C’est sur ce point que se penche l’étude publiée en octobre 2019 concernant les binturongs. L’association dédiée à ces animaux (ABConservation) a mis en évidence une insuffisance de données sur le statut taxonomique et la répartition des différentes espèces et sous espèces de binturongs.

Comme je l’exposai dans l’article sur le centre de soin de Palawan, les espèces occupent des niches écologiques qui diffèrent de leurs niches culturelles. Et les mammifères carnivores ne font pas exception. Certains sont laissés de côté engendrant des lacunes dans les connaissances et donc des erreurs et inexactitudes dans les statuts de conservation sur lesquels se basent les plans de protection.


Portrait, menaces et dernières données sur le binturong

Le binturong (Arctictis binturong) est un petit mammifère carnivore du sud-est asiatique, arboricole, appartenant au groupe des civettes (Viverridae). C’est d’ailleurs le représentant le plus grand, avec un poids de 6 à 20 kg, mesurant 90 cm et muni d’une queue préhensible tout aussi longue lui permettant de se déplacer aisément dans les arbres. Il se nourrit principalement d’invertébrés, de petits vertébrés et de fruits, notamment des figues pour lesquelles il joue un rôle essentiel dans la germination et la dispersion des graines. 

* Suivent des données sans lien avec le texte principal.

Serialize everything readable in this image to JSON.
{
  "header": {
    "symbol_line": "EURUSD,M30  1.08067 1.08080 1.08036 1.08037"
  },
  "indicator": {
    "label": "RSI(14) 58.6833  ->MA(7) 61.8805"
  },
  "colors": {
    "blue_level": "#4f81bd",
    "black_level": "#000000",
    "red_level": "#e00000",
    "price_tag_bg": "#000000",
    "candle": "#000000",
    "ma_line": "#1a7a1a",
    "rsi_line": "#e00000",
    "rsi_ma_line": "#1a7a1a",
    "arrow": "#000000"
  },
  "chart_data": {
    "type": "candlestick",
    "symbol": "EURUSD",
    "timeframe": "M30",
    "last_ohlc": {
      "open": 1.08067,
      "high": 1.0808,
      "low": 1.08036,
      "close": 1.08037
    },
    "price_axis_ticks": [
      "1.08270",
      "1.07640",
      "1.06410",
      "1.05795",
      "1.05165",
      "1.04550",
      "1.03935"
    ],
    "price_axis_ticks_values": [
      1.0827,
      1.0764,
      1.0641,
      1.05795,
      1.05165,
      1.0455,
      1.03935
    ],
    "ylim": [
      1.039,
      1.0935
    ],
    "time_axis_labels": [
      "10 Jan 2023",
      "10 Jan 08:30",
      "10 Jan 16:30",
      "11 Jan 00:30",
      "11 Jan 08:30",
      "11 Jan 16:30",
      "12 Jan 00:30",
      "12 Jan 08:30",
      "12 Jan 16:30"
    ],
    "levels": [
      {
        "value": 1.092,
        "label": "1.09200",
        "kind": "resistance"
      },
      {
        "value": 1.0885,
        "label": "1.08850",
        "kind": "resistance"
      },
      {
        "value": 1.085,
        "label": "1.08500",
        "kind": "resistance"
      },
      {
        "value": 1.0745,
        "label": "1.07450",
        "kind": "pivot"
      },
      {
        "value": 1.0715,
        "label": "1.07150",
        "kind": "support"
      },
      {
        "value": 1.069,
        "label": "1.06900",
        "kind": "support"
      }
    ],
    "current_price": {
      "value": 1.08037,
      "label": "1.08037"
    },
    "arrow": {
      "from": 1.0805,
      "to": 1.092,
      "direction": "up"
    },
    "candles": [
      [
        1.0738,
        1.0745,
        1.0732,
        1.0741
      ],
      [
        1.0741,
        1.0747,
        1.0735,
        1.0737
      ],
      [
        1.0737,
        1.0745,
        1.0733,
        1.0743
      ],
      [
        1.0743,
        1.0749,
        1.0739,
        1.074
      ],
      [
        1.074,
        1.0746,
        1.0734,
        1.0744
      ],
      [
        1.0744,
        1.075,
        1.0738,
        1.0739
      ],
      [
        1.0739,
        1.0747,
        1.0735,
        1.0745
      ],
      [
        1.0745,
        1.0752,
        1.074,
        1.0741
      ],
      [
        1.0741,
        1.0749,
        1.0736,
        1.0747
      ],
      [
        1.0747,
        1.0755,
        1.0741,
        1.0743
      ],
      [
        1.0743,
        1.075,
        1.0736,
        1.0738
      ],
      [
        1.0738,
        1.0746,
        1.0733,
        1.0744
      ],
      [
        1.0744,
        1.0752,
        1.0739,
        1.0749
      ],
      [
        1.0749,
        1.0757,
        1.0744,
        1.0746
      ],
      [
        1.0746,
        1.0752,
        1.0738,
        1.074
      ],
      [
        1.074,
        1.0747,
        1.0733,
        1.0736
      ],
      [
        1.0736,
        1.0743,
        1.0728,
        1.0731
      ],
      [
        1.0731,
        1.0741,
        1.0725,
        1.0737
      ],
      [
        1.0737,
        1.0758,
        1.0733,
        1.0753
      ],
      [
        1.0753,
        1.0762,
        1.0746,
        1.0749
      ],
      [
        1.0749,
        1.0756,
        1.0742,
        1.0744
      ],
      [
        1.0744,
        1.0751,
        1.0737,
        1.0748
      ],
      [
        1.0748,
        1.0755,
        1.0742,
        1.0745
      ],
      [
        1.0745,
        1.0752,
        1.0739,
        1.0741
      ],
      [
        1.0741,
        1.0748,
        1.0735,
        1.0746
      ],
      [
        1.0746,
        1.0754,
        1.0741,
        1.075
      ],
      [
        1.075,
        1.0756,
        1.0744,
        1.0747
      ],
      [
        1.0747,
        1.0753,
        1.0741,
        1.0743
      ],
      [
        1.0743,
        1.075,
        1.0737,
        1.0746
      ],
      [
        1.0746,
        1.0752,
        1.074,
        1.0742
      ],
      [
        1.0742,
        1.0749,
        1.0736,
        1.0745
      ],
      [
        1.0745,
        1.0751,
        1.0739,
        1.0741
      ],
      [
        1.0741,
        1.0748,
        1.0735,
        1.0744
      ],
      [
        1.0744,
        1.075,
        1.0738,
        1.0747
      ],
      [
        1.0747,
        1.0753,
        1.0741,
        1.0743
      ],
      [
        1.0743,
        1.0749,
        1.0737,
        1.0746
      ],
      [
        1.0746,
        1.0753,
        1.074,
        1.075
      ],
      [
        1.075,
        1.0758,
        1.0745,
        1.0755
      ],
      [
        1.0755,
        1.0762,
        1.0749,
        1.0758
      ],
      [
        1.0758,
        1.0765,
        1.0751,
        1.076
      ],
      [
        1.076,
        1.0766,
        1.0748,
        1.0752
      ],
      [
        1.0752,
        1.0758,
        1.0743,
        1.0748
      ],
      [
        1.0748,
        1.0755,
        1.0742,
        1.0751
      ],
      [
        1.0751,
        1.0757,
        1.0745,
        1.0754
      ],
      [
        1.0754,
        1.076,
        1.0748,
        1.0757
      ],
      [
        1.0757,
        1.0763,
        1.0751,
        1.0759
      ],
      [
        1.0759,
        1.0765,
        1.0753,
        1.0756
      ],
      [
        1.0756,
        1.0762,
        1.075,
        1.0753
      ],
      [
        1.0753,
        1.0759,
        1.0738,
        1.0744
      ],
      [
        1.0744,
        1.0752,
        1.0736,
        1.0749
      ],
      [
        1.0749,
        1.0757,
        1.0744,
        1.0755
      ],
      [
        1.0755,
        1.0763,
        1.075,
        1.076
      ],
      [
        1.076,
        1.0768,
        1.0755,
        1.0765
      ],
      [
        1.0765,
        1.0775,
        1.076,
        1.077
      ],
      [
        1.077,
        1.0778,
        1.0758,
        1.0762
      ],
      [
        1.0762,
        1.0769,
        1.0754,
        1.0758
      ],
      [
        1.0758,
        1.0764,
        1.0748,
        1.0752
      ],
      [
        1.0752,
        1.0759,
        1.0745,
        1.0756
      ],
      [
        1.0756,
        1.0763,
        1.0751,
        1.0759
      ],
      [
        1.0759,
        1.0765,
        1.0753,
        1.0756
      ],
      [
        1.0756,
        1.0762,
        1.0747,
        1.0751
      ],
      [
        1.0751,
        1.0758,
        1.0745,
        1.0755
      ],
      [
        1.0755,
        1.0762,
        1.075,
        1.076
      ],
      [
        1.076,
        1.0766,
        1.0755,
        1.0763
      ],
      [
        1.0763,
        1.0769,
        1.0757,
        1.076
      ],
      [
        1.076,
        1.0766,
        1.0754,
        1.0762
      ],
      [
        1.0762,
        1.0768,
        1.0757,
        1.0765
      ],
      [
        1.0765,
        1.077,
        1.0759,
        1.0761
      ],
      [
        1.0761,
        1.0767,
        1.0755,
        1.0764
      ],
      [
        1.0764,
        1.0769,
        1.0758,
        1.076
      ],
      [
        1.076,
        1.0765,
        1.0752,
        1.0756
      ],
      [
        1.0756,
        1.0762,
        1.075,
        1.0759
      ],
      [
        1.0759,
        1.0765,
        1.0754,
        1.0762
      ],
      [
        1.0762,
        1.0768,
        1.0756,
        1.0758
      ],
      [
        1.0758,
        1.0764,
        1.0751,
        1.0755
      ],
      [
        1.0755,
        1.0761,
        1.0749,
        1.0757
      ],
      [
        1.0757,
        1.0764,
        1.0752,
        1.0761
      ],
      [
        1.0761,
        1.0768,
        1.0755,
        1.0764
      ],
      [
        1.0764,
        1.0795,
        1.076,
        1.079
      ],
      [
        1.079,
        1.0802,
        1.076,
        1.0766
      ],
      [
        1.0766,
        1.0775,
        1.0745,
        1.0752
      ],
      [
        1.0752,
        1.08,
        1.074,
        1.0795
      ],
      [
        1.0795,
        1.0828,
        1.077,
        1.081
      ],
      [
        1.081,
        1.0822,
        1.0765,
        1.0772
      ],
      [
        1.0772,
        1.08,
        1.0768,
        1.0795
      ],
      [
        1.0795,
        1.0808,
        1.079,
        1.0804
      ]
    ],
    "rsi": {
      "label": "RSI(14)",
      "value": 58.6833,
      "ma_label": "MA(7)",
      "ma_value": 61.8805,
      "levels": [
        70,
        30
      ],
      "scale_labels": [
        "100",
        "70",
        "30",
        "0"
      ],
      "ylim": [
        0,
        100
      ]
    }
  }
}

Vulnérable selon l’IUCN, il est menacé par la destruction et la dégradation de son habitat naturel, les forêts primaires, ainsi que par la chasse (pour sa viande et la médecine traditionnelle) mais aussi par la capture en vue de devenir un animal de compagnie ou d’élevage pour la production du café Kopi Luwak. Ce café luxueux est produit via les excréments de civettes. Toutes ces menaces pèsent lourds sur notre binturong car renforcées par un manque crucial de législations et de sanctions.

L’étude compulse les données déjà disponibles sur l’espèce mettant en évidence les divergences d’opinion quant aux sous espèces et structure de population.
L’étude bien qu’examinant l’ensemble de la zone de répartition connu, met en exergue la population se trouvant sur l’île de Palawan, tantôt considérée comme une espèce tantôt comme une sous espèce. Selon son statut cela aura évidemment une conséquence non négligeable sur le programme de conservation à mettre en place in situ et ex situ.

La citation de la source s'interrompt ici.